The Maltby family of Cambridge was a prominent and dispersed group in the late 19th and early 20th centuries, one member even becoming the Mayor of Cambridge. My grandfather, George Mason Maltby, was born into the Norfolk Street branch of the family in 1899. His father Samuel was a robe maker and family anecdotes suggest that he was involved in the making of the Coronation robes for Edward VII. There were six sons in the Norfolk Street Maltbys, but by 1901 only five were still living at number 41, including Frank born in 1896, and George, the youngest.
Frank, his parents and brother Sidney
The outbreak of the First World War in August 1914 affected the Maltbys like all other families across the land. Frank was working at the Central Meat company in Burleigh Street when he, like so many of his generation, enlisted in November 1914. He joined the 2/1 Battalion Cambridgeshire Regiment which was a training unit and over a period of twenty two months he found himself moved around the country into different divisions and training camps, ending up in Catterick in July 1916. He was posted to France on 30th August 1916 in the 5th Battalion Yorkshire regiment as Private 5211.

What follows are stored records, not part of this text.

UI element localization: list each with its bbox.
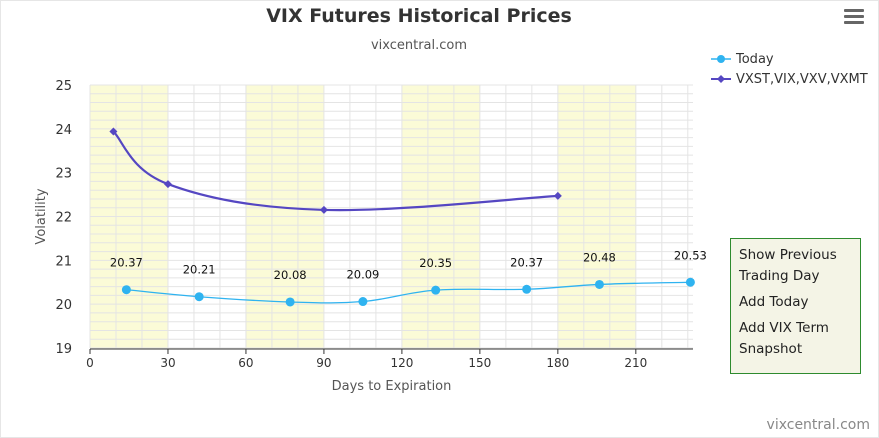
- data-point-term: [553, 191, 562, 200]
- y-tick-label: 21: [55, 254, 72, 269]
- hamburger-menu-icon[interactable]: [844, 9, 864, 27]
- data-point-term: [319, 205, 328, 214]
- chart-legend: Today VXST,VIX,VXV,VXMT: [711, 49, 868, 89]
- y-tick-label: 24: [55, 123, 72, 138]
- menu-bar: [844, 15, 864, 18]
- data-point-today: [285, 297, 295, 307]
- data-label: 20.35: [419, 256, 452, 270]
- menu-bar: [844, 9, 864, 12]
- data-point-term: [163, 180, 172, 189]
- x-tick-label: 150: [468, 356, 491, 370]
- y-tick-label: 23: [55, 167, 72, 182]
- menu-bar: [844, 21, 864, 24]
- add-today-button[interactable]: Add Today: [739, 294, 809, 310]
- circle-marker-icon: [711, 55, 731, 63]
- x-tick-label: 0: [86, 356, 94, 370]
- data-point-today: [522, 284, 532, 294]
- x-axis-label: Days to Expiration: [332, 379, 452, 394]
- x-tick-label: 60: [238, 356, 253, 370]
- x-tick-label: 210: [624, 356, 647, 370]
- x-tick-label: 180: [546, 356, 569, 370]
- data-label: 20.48: [583, 250, 616, 264]
- data-label: 20.37: [510, 255, 543, 269]
- diamond-marker-icon: [711, 75, 731, 83]
- legend-label: VXST,VIX,VXV,VXMT: [736, 71, 868, 87]
- data-point-today: [594, 279, 604, 289]
- data-point-today: [194, 292, 204, 302]
- data-label: 20.37: [110, 256, 143, 270]
- y-tick-label: 20: [55, 298, 72, 313]
- data-point-today: [358, 297, 368, 307]
- data-label: 20.21: [183, 263, 216, 277]
- data-point-today: [431, 285, 441, 295]
- data-label: 20.09: [346, 268, 379, 282]
- y-tick-label: 19: [55, 342, 72, 357]
- credit-link[interactable]: vixcentral.com: [766, 417, 870, 433]
- legend-item-term[interactable]: VXST,VIX,VXV,VXMT: [711, 69, 868, 89]
- action-panel: Show Previous Trading Day Add Today Add …: [730, 238, 861, 374]
- y-tick-label: 22: [55, 211, 72, 226]
- chart-title: VIX Futures Historical Prices: [266, 5, 572, 27]
- y-axis-label: Volatility: [34, 188, 49, 244]
- data-label: 20.53: [674, 248, 707, 262]
- data-point-today: [121, 285, 131, 295]
- y-tick-label: 25: [55, 79, 72, 94]
- add-term-snapshot-button[interactable]: Add VIX Term Snapshot: [739, 320, 829, 357]
- data-point-today: [685, 277, 695, 287]
- x-tick-label: 120: [390, 356, 413, 370]
- legend-label: Today: [736, 51, 774, 67]
- data-label: 20.08: [274, 268, 307, 282]
- legend-item-today[interactable]: Today: [711, 49, 868, 69]
- show-previous-day-button[interactable]: Show Previous Trading Day: [739, 247, 837, 284]
- x-tick-label: 90: [316, 356, 331, 370]
- chart-subtitle: vixcentral.com: [370, 38, 468, 53]
- data-point-term: [109, 127, 118, 136]
- x-tick-label: 30: [160, 356, 175, 370]
- series-line-term: [112, 130, 558, 212]
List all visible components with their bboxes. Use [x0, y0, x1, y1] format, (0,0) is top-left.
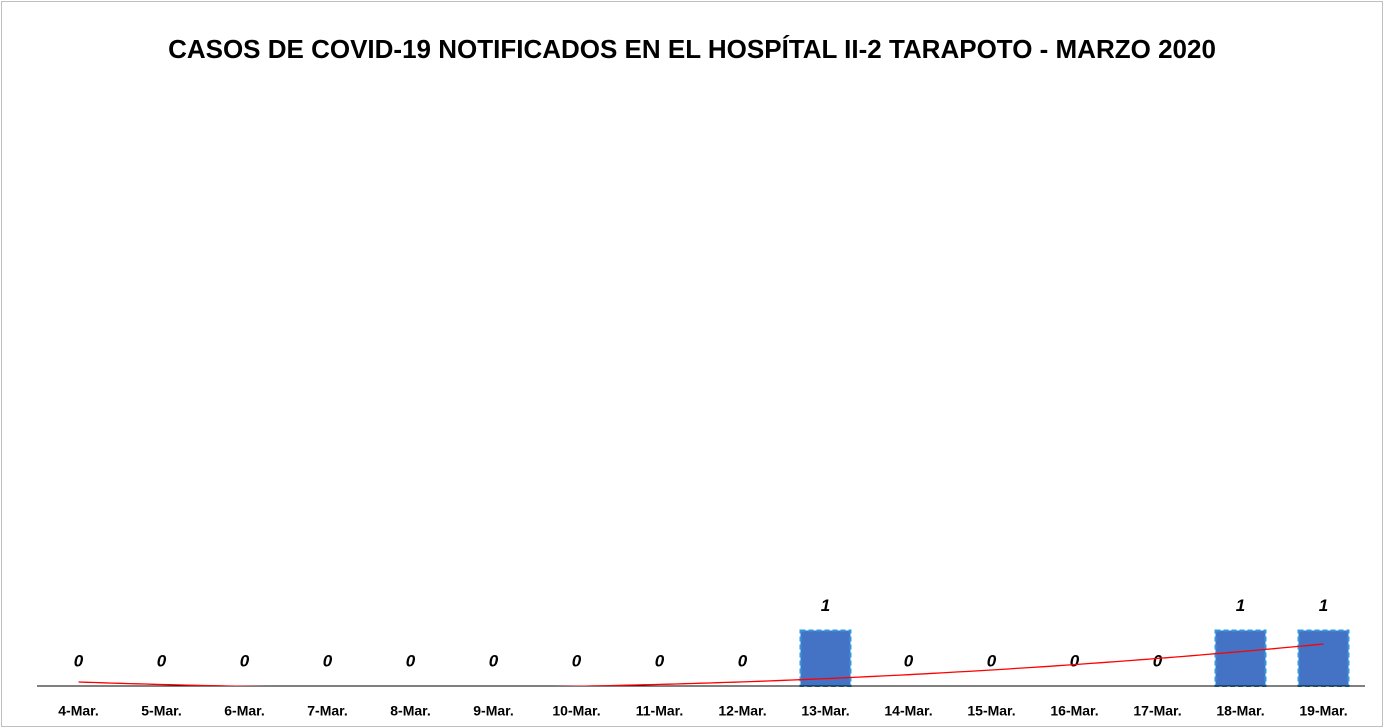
data-label: 1: [1236, 596, 1245, 615]
data-label: 0: [738, 651, 748, 670]
x-tick-label: 13-Mar.: [801, 703, 849, 719]
x-tick-label: 14-Mar.: [884, 703, 932, 719]
bar: [1297, 629, 1350, 687]
bar: [1214, 629, 1267, 687]
data-label: 0: [74, 651, 84, 670]
trendline: [78, 643, 1324, 686]
x-tick-label: 19-Mar.: [1299, 703, 1347, 719]
x-tick-label: 6-Mar.: [224, 703, 264, 719]
data-label: 1: [821, 596, 830, 615]
chart-title: CASOS DE COVID-19 NOTIFICADOS EN EL HOSP…: [168, 34, 1216, 64]
x-tick-label: 5-Mar.: [141, 703, 181, 719]
data-label: 0: [904, 651, 914, 670]
x-tick-label: 17-Mar.: [1133, 703, 1181, 719]
x-tick-label: 10-Mar.: [552, 703, 600, 719]
x-tick-label: 12-Mar.: [718, 703, 766, 719]
x-tick-label: 15-Mar.: [967, 703, 1015, 719]
data-label: 0: [157, 651, 167, 670]
data-label: 0: [1070, 651, 1080, 670]
data-label: 0: [572, 651, 582, 670]
x-tick-label: 18-Mar.: [1216, 703, 1264, 719]
x-tick-label: 11-Mar.: [636, 703, 683, 719]
x-tick-label: 7-Mar.: [307, 703, 347, 719]
x-tick-label: 4-Mar.: [58, 703, 98, 719]
data-label: 0: [987, 651, 997, 670]
x-tick-label: 8-Mar.: [390, 703, 430, 719]
data-label: 0: [240, 651, 250, 670]
bar: [799, 629, 852, 687]
data-label: 0: [1153, 651, 1163, 670]
data-label: 1: [1319, 596, 1328, 615]
data-label: 0: [323, 651, 333, 670]
x-tick-label: 9-Mar.: [473, 703, 513, 719]
data-label: 0: [489, 651, 499, 670]
data-label: 0: [655, 651, 665, 670]
data-label: 0: [406, 651, 416, 670]
x-tick-label: 16-Mar.: [1050, 703, 1098, 719]
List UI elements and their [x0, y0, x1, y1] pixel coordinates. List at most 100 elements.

Frank’s cousin, Samuel Richard David Maltby, was also transferred to the same unit on 30th August 1916 as Private 5212, A Company No 2 Platoon. Fortunately Samuel’s army service record is intact and available on-line. It shows that he enlisted in the Territorials on 1st January1914.
Samuel was born in 1894 and lived in Barton Road, Cambridge employed by the local brick company as a labourer. Having joined the territorials he was embodied - called up - on 5th August 1914 as Private 1694, 1st Battalion, Cambridgeshire Regiment but did not volunteer for immediate overseas duty so was transferred to the 2/1 battalion. Like his cousin Frank, Samuel spent two years in a variety of training establishments before being posted on 30th August 1916 to the Yorkshire Regiment, The Green Howards.